DDS follows the communication model publish-subscribe (maybe based on TCP communication as a point2-point communication model). An great classification of different communication protocols can be found here (external link to RTI).
Primary pillars of the DDS communication model are
- Global data space (GDS)as cache
- Participants as namespace in the GDS
- Topic as the communication subject, attached to a GDS participant
- Reader and Writer for topics
- QoS policies as contract between Reader (request QoS) and Writer (provide QoS)

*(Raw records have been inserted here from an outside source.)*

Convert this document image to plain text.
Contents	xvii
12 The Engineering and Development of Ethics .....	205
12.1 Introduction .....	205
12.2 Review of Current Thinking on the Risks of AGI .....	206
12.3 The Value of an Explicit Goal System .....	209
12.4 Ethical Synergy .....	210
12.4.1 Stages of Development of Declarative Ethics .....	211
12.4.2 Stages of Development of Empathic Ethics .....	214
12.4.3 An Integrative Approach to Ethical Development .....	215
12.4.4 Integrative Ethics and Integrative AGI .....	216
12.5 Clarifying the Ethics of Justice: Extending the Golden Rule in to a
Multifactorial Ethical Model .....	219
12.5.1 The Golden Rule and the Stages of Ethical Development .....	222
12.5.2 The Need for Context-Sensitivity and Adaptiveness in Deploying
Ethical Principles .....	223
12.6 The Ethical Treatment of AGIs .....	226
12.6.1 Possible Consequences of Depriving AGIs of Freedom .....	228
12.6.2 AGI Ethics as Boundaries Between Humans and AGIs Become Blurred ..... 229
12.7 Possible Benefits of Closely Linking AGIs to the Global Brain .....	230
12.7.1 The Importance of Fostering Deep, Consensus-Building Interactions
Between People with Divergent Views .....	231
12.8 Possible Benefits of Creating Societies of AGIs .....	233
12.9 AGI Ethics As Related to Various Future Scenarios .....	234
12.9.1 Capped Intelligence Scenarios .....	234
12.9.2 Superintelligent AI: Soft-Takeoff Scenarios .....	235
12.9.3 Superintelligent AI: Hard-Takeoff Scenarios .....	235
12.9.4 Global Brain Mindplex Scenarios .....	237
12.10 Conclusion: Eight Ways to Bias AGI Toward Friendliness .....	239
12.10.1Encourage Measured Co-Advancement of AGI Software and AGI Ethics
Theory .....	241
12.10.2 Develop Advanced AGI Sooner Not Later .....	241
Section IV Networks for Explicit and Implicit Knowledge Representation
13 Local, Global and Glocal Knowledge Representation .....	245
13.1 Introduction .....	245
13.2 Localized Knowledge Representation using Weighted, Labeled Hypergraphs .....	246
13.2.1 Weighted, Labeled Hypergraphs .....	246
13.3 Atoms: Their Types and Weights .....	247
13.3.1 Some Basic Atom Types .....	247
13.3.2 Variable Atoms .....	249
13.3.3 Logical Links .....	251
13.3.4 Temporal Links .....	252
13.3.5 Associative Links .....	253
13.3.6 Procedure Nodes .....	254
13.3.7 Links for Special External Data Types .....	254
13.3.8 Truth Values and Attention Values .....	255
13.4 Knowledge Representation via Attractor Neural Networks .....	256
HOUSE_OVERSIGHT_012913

- Listener for events on GDS related element changes e.g., topics, reader, writer, etc. (asynchronous via listener, synchronous via wait-set)
Data objects are expressed per topic via a so called GDS address. Each GDS address consists of:
- 1 X Domain ID (as grouping for reader and write) maybe combined with partitions within a domain – all as logical (sub-)grouping. For ROS(2) mapping compare here (external link).
- 1 X Topic name
- multiple X key name and value (kind of subject filter, not filtering the message/payload)
The standardized QoS policies are:
1. Per GDS cache state, primarily:
- History (Keep N last, Keep all) per Topic
- Reliability (Reliable, Best Effort) per Message
- Durability (Volatile, Transient Local, Transient, persistent) per Message and “late joining” Reader. Behavior of message delivery if reader joins after write is available, from volatile to persistent.
- etc.
2. Per Reader view such as SQL 92 like content filter, partitioning, ordering, latency budget etc. with high impact on data distribution properties:
- Data Throughput: Time based filter + latency budget
- Data Latency: Transport priority + deadline + latency budget
- Data Availability: Lifespan + history + durability + ownership
- Data Delivery: Reliability + order
Common pattern due to here (external link):
Pattern | Reliability | History | Durability | When |
Streaming Data | Best effort | N/A | Volatile | Last value is best e.g, for Digital Twin cases |
Event Alarm Data | Reliable | Keep all | Depend on the use case | Asynchronous messages with confirmed delivery |
State Data | Reliable | Keep last N | Transient local | Synchronized message passing |
Note: The GDS cache behavior highly depend on the available system resources. The control is possible via the “Resource limit” QoS (max messages, max reader/ writer instances). If no space is remaining the data writer blocks and the data reader rejects. This could cause raise conditions.